Y había sentido la tentación de añadir con malicia: «Y también la primera mujer que esté al frente de una comisaría». Sin embargo, supo después que esto era tan irreal como la posibilidad de que una recluta de las fuerzas femeninas del ejército llegar a mandar la Caballería Real. Las ambiciones, si se quería saborearlas, y no digamos satisfacerlas, habían de arraigar en la posibilidad. Incluso sus fantasías infantiles habían estado ancladas en la realidad. El padre perdido reaparecía, afectuoso, próspero y arrepentido, pero jamás esperó de él que se apeara de un Rolls-Royce. Y al final no se había presentado, y ella supo que en realidad jamás había esperado que lo hiciera.

No se oía el menor rumor en la sala de estar y, cuando entró en ella con la bandeja del café, vio que Carole se había sentado en una silla, muy erguida y mirando sus manos cruzadas. Kate depositó la bandeja y en seguida Carole vertió leche en su taza y a continuación la levantó con las dos manos y bebió con avidez agazapada en su silla como si fuera una anciana acuciada por el hambre.
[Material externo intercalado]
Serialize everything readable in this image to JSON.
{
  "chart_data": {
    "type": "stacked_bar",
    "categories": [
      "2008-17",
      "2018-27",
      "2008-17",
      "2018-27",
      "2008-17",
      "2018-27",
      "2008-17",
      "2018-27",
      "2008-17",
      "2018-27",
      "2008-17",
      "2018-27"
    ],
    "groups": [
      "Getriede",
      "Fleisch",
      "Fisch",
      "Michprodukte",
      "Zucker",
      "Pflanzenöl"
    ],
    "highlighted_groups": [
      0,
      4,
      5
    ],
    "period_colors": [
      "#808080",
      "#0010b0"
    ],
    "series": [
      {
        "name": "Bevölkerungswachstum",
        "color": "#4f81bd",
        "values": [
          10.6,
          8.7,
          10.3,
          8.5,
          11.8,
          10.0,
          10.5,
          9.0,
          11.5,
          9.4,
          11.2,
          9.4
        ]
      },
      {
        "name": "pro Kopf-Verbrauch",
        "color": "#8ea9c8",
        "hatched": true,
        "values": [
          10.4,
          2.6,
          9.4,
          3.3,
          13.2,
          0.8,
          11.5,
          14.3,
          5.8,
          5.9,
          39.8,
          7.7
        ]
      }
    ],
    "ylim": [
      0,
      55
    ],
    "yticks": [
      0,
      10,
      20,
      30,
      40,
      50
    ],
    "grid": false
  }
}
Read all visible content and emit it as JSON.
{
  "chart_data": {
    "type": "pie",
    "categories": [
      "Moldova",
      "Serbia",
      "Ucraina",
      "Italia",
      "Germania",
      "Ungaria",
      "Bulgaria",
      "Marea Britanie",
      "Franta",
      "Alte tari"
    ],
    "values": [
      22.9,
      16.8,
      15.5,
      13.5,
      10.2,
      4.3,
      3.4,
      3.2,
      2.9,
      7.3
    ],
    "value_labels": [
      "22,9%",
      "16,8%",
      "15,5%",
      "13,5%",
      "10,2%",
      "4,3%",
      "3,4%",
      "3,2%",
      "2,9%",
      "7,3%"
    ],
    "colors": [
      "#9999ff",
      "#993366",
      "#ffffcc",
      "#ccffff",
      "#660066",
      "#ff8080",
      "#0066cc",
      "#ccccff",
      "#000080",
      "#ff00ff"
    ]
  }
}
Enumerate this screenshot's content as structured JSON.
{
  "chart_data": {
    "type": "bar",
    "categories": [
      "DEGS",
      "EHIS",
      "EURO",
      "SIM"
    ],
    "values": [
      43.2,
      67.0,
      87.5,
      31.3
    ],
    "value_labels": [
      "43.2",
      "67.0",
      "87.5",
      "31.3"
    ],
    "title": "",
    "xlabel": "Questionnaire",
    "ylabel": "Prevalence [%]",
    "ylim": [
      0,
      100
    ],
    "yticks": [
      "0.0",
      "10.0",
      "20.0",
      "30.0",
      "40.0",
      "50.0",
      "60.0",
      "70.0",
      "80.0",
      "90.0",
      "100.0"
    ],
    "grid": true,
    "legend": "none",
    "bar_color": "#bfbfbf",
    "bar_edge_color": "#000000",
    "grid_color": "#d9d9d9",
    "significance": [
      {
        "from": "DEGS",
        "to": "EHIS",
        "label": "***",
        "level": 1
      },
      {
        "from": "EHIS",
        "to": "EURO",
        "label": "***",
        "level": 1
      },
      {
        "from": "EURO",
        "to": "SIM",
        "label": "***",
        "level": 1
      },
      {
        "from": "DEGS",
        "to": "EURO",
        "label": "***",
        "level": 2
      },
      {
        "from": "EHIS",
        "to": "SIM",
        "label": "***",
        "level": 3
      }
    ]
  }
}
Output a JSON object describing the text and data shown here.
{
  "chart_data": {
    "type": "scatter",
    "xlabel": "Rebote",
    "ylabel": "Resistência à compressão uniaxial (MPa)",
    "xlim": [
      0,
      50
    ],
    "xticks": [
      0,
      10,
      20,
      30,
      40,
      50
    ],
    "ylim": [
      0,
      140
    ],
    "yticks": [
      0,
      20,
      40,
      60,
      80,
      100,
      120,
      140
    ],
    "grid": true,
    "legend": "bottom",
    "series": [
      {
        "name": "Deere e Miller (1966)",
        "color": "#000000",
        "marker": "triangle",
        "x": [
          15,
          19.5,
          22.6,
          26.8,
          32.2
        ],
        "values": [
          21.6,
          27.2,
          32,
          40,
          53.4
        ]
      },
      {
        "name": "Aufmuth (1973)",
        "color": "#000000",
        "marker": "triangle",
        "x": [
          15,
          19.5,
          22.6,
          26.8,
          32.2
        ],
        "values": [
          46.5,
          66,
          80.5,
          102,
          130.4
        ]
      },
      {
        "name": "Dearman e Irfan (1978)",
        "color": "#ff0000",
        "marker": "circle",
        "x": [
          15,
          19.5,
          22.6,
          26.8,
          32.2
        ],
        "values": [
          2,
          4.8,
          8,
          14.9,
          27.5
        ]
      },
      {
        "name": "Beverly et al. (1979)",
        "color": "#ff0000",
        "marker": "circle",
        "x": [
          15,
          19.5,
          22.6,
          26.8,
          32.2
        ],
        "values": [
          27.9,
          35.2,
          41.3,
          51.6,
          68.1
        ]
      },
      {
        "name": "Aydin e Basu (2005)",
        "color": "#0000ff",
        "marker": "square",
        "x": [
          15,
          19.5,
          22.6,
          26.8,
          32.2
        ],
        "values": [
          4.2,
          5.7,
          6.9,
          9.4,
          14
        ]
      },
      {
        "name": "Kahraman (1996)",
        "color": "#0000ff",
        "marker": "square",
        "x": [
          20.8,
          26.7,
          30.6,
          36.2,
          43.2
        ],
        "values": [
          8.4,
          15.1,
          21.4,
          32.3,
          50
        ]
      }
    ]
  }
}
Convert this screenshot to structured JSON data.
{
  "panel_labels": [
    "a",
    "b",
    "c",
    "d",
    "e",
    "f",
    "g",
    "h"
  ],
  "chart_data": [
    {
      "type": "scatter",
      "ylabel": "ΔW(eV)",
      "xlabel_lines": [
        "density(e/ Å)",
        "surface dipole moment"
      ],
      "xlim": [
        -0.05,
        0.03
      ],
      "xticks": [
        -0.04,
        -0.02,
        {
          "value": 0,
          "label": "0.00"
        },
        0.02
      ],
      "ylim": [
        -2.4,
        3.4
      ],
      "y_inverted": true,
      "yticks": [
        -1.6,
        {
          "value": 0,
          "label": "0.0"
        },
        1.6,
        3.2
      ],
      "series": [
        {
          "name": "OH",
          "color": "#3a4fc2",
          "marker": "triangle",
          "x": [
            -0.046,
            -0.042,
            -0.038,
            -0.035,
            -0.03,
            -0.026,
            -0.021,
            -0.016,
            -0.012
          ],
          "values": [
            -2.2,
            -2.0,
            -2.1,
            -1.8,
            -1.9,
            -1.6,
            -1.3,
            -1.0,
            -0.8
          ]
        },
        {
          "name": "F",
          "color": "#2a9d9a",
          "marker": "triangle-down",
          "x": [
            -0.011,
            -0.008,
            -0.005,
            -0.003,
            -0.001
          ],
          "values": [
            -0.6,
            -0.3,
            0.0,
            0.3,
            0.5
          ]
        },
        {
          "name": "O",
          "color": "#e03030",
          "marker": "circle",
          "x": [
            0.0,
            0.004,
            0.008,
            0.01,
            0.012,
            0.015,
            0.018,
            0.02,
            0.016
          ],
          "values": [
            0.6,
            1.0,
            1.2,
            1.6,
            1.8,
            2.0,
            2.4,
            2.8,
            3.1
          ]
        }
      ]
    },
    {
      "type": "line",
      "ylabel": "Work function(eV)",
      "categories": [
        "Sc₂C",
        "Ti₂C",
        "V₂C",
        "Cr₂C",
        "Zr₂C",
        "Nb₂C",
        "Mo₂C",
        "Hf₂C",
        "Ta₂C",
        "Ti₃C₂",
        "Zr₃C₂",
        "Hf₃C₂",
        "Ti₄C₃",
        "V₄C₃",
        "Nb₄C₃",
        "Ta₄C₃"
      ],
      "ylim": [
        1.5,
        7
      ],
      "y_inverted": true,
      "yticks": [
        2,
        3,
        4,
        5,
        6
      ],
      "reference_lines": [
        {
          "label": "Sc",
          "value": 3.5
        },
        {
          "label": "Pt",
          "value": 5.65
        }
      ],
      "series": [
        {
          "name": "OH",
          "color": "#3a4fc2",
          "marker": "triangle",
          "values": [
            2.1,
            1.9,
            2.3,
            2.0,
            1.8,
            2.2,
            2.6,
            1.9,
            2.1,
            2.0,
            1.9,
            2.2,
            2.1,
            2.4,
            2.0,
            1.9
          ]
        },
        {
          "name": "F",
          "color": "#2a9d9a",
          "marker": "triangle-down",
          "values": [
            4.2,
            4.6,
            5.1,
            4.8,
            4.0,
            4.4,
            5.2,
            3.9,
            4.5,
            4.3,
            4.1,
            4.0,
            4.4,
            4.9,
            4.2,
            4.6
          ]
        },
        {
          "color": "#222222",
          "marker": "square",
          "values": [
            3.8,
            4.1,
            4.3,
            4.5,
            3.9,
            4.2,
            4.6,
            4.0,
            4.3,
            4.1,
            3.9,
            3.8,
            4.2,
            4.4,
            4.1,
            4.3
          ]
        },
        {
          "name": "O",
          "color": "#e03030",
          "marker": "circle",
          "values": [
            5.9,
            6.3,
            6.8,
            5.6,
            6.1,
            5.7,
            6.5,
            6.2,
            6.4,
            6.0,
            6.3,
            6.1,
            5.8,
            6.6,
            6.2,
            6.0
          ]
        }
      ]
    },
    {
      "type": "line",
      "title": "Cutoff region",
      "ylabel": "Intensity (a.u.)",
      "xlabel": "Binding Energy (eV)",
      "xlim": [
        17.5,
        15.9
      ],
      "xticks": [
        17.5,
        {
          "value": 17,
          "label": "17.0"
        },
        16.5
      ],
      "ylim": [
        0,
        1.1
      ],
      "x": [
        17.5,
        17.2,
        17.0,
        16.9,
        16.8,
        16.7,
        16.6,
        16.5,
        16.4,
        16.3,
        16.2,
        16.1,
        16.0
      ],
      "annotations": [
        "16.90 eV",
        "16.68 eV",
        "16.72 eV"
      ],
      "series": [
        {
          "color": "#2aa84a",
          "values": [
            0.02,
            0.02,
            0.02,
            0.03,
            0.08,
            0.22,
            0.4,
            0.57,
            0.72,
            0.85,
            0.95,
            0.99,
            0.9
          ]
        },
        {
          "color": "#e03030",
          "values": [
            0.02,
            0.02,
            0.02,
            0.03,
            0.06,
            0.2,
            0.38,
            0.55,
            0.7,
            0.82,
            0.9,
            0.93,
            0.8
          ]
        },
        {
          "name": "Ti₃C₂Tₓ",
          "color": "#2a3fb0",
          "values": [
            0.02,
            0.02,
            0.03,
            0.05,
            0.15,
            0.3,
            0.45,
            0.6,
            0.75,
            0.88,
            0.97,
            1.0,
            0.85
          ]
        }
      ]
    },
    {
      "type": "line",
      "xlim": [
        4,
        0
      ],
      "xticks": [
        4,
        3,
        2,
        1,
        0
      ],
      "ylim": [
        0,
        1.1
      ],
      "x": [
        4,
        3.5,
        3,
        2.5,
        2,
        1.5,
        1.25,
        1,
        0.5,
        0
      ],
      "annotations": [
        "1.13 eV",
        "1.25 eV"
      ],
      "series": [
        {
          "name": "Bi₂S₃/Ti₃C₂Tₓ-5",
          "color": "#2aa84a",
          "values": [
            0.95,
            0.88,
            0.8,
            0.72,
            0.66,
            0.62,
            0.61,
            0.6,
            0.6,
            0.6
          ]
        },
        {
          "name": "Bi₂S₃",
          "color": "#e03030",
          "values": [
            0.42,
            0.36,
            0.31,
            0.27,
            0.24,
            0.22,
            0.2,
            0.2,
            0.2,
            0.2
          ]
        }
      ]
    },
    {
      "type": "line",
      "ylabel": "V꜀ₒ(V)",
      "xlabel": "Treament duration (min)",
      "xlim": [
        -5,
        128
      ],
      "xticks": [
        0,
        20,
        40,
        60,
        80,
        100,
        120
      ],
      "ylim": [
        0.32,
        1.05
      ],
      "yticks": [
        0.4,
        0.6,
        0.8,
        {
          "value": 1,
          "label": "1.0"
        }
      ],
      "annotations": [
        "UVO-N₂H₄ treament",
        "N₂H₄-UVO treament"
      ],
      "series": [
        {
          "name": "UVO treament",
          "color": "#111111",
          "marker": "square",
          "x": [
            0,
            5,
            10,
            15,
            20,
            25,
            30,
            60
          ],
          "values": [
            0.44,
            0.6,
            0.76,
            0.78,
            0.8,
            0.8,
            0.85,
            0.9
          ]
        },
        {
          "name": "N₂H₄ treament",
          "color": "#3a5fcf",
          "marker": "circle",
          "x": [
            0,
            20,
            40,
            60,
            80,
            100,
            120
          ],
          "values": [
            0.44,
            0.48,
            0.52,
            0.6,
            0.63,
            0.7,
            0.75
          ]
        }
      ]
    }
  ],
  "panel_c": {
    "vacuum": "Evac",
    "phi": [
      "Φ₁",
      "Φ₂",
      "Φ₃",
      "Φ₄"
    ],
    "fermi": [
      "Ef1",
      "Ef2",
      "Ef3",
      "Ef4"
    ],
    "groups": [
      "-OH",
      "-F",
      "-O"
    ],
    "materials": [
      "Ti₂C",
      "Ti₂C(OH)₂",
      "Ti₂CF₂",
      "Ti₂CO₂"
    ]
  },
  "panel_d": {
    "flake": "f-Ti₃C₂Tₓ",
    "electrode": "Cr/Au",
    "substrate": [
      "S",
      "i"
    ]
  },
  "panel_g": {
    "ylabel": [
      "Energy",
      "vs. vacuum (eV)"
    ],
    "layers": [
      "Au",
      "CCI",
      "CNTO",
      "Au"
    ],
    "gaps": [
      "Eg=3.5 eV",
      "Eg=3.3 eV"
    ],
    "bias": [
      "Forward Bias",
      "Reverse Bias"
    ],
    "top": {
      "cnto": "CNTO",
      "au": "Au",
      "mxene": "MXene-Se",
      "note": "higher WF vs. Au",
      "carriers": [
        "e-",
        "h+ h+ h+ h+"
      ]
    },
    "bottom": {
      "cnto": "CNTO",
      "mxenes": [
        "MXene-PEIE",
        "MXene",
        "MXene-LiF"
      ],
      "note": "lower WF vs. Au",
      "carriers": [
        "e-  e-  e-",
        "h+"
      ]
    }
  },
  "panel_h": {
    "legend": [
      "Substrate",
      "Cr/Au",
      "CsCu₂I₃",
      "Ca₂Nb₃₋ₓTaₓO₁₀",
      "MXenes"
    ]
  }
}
Era extraño, pensó Kate, que la joven pareciera más desesperada, poseedora de menos control sobre sí misma, que en su primer encuentro, cuando charlaron brevemente en su cocina. Se preguntó qué podía haber ocurrido para obligarla a traicionar la confianza de Berowne, para instigar tanta amargura y tanto rencor. ¿Se habría enterado de que no se la mencionaba en el testamento de él? Sin embargo, seguramente era esto lo que ella esperaba. Pero tal vez esto importara más de lo que ella pudiera haber creído, esa confirmación pública y definitiva de que siempre había ocupado tan sólo un lugar en la periferia de la vida de él, oficialmente no existente después de la muerte como lo había sido en los años que pasaron juntos. Ella pensaba que le era indispensable, que él había encontrado con ella en aquel apartamento sencillo, pocas veces visitado, un foco tranquilo de plenitud y de paz. Y tal vez hubiera sido así, al menos durante unas pocas horas arrebatadas a su tiempo. Sin embargo, ella no había sido indispensable para él; no lo había sido nadie. Él había organizado a la gente en compartimientos, tal como lo había hecho con el resto de su vida extraordinariamente reglamentada, archivando a cada persona en los recovecos de su mente hasta el momento de necesitar lo que cada una pudiera ofrecerle. No obstante, se preguntó Kate a sí misma, ¿es eso tan diferente de lo que yo hago con Allan?